Key points for quantitative proteomics:

  • Spectral libraries vs library-free: DIA benefits from spectral libraries but modern tools (DIA-NN) can operate in library-free or predicted-library modes.
  • Label-free vs labeling approaches: TMT/iTRAQ allow multiplexing; label-free workflows scale more simply but require careful normalization.
  • Quality control: Monitor peptide identification rates, retention time stability, and coefficient of variation across replicates.

Recommended tools and pipelines:

  • MaxQuant for DDA identification and quantification.
  • DIA-NN, OpenSWATH for DIA analyses.
  • Use Perseus or MSstats for downstream statistical analysis and differential protein expression.

Practical advice:

  • Store raw files and spectral libraries in a structured archive and deposit them in PRIDE or MassIVE when publishing.
  • Include a clear description of search parameters, enzyme specificity, and false discovery rate (FDR) thresholds.

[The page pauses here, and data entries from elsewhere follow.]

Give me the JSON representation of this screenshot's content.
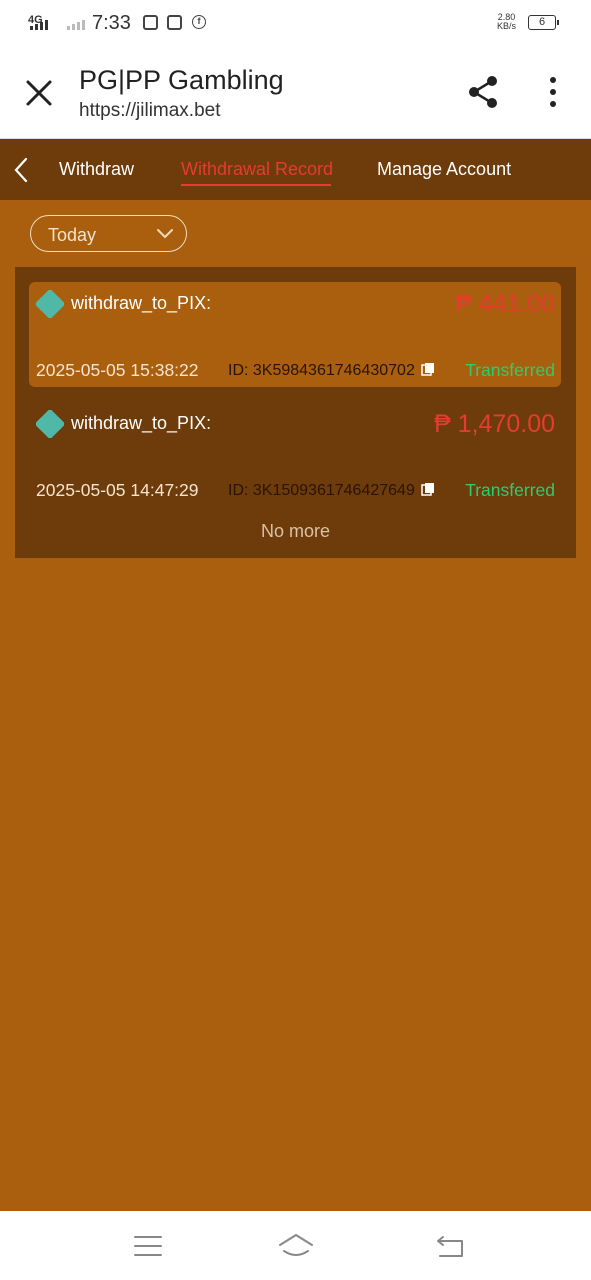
{
  "status_bar": {
    "network": "4G",
    "time": "7:33",
    "speed_value": "2.80",
    "speed_unit": "KB/s",
    "battery": "6"
  },
  "browser": {
    "title": "PG|PP Gambling",
    "url": "https://jilimax.bet",
    "icons": [
      "close-icon",
      "share-icon",
      "more-vert-icon"
    ]
  },
  "tabs": [
    {
      "label": "Withdraw",
      "active": false
    },
    {
      "label": "Withdrawal Record",
      "active": true
    },
    {
      "label": "Manage Account",
      "active": false
    }
  ],
  "filter": {
    "selected": "Today"
  },
  "records": [
    {
      "method": "withdraw_to_PIX:",
      "amount": "₱ 441.00",
      "datetime": "2025-05-05 15:38:22",
      "id": "ID: 3K5984361746430702",
      "status": "Transferred"
    },
    {
      "method": "withdraw_to_PIX:",
      "amount": "₱ 1,470.00",
      "datetime": "2025-05-05 14:47:29",
      "id": "ID: 3K1509361746427649",
      "status": "Transferred"
    }
  ],
  "footer_text": "No more",
  "colors": {
    "page_bg": "#a95f0e",
    "panel_bg": "#6e3b0b",
    "accent_red": "#e63b2e",
    "status_green": "#2ecc71",
    "pix_teal": "#4fb8a7"
  },
  "nav_icons": [
    "menu-icon",
    "home-icon",
    "back-icon"
  ]
}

Unlike DNA, we cannot "sequence" proteins easily. Instead, we weigh them.

Mass Spectrometry (Mass Spec) is the workhorse of proteomics. 1. Digestion: Proteins are chopped into small peptides using enzymes like Trypsin. 2. Ionization: Peptides are given an electric charge and turned into gas. 3. Detection: The machine measures the Mass-to-Charge Ratio (m/z) of these peptides.

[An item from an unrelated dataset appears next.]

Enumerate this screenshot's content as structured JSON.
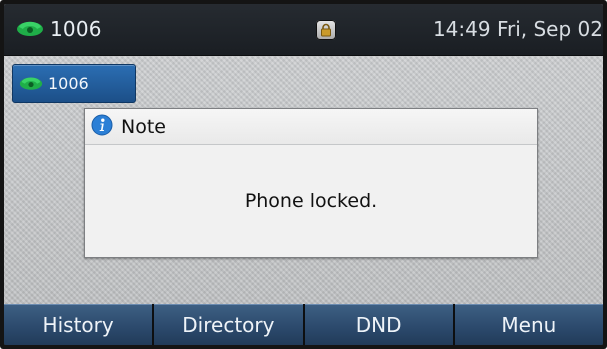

Bioinformatics software then takes these lists of masses and compares them against a database of known protein masses to identify which proteins are present.

13.3 Metabolomics: The Chemical Fingerprint

Metabolomics studies small molecules (sugars, lipids, amino acids, vitamins).

  • Targeted Metabolomics: Looking for a specific set of known compounds (e.g., "How much glucose is in this blood sample?").
  • Untargeted Metabolomics: Measuring everything to find new patterns (e.g., "What molecules are different in cancer patients vs healthy people?").

13.4 Bioinformatics in Action: Protein Analysis

While analyzing raw Mass Spec data requires specialized tools (like MaxQuant), we can use Biopython to analyze the properties of the proteins we identify.

Let's calculate the molecular weight and instability index of a protein sequence.

from Bio.SeqUtils.ProtParam import ProteinAnalysis

# A sample protein sequence (p53 partial)
protein_seq = "MEEPQSDPSVEPPLSQETFSDLWKLLPENNVLSPLPSQAMDDLMLSPDDIEQWFTEDPGP"

# Create an analysis object
analysed_seq = ProteinAnalysis(protein_seq)

# 1. Calculate Molecular Weight (in Daltons)
mw = analysed_seq.molecular_weight()

# 2. Calculate Isoelectric Point (pH where charge is 0)
pi = analysed_seq.isoelectric_point()

# 3. Calculate Amino Acid Percentages
aa_count = analysed_seq.get_amino_acids_percent()

print(f"Sequence Length: {len(protein_seq)}")
print(f"Molecular Weight: {mw:.2f} Da")
print(f"Isoelectric Point: {pi:.2f}")
print(f"Percent Leucine (L): {aa_count['L']:.1%}")

Output:

Sequence Length: 60
Molecular Weight: 6793.46 Da
Isoelectric Point: 3.77
Percent Leucine (L): 13.3%

12.5 Pathway Analysis

Once we have a list of changed proteins or metabolites, we map them to Pathways.

  • KEGG (Kyoto Encyclopedia of Genes and Genomes): A database of metabolic pathways.
  • Reactome: A database of biological reactions.

If you find that "Glucose", "Pyruvate", and "ATP" are all elevated, pathway analysis will tell you that "Glycolysis" is upregulated.

Summary

Proteomics and Metabolomics use Mass Spectrometry to identify and quantify the functional molecules of the cell. Bioinformatics is used to identify these molecules from their mass fingerprints and map them to biological pathways to understand the cell's metabolic state.